Info

Lebih Akurat, Malaria Ternyata Bisa Deteksi Kanker

Tidak hanya beri efek negatif, malaria juga punya sisi positifnya.

Rauhanda Riyantama | Yuliana Sere

Lebih Akurat, Malaria Ternyata Bisa Deteksi Kanker. (unsplash)
Lebih Akurat, Malaria Ternyata Bisa Deteksi Kanker. (unsplash)

Himedik.com - Malaria merupakan penyakit yang disebarkan melalui gigitan nyamuk yang sudah terinfeksi. Pada umumnya, penyakit ini sering muncul ketika musim hujan.

Bicara soal malaria, penyakit ini jangan dianggap remeh sebab jika tingkat keparahannya sudah tinggi maka bisa mengakibatkan kematian.

Di sisi lain, malaria yang selama ini kita anggap berbahaya, justru bisa bertindak sebagai pendeteksi kanker, bahkan dianggap paling akurat.

Dilansir dari Newsweek, tim peneliti dari Universitas Copenhagen menemukan cara baru untuk mendeteksi kanker lewat malaria. Teknik ini menggunakan protein malaria.

Para peneliti mengungkapkan protein malaria memiliki kemampuan untuk mendeteksi kanker pada tahap awal. Hal ini dijelaskan oleh penulis utama studi, Ali Salanti.

''Metode ini kami mulai dengan mengambil sampel darah. Kami bisa menemukan sel kanker dalam darah.''

Lebih Akurat, Malaria Ternyata Bisa Deteksi Kanker. (unsplash)
Lebih Akurat, Malaria Ternyata Bisa Deteksi Kanker. (unsplash)

Menurutnya, metode ini sangat membantu mereka dalam menemukan sel kanker pada tahap awal. Penelitian ini dilakukan melihat kanker telah menjadi pembunuh utama kedua, menurut WHO.

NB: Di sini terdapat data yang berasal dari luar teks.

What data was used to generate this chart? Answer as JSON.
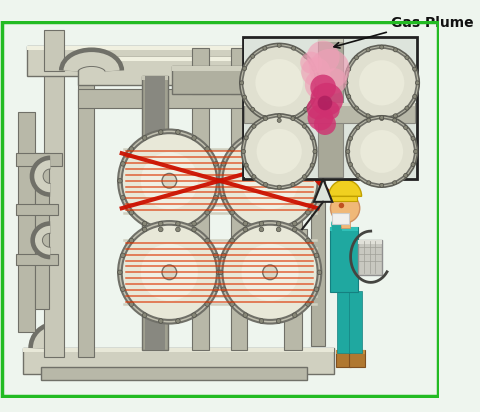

Menurut Ali Salanti, metode atau cara ini bisa digunakan untuk beberapa jenis kanker, tidak hanya terpaku pada satu jenis saja.

''Metode ini bersifat luas. Jika ada kanker dalam darah, otomatis tumor sudah berkembang dalam tubuh.''

Protein malaria yang dimaksud untuk mendeteksi sel kanker adalah VAR2CSA. Protein ini ditemukan pada lebih dari 95 persen sel kanker dan menempel pada molekul gula.

Sebagai pembuktiannya, Ali Salanti memasukkan sebanyak 10 sel kanker ke dalam darah. Hasilnya, mereka bisa menemukan sembilan dari 10 sel kanker setelah melibatkan protein malaria tersebut.

Namun, ia mengaku penelitian ini juga masih membutuhkan penelitian-penelitian lebih lanjut untuk mendapatkan bukti yang banyak.

Studi ini telah terbit di Nature Communications.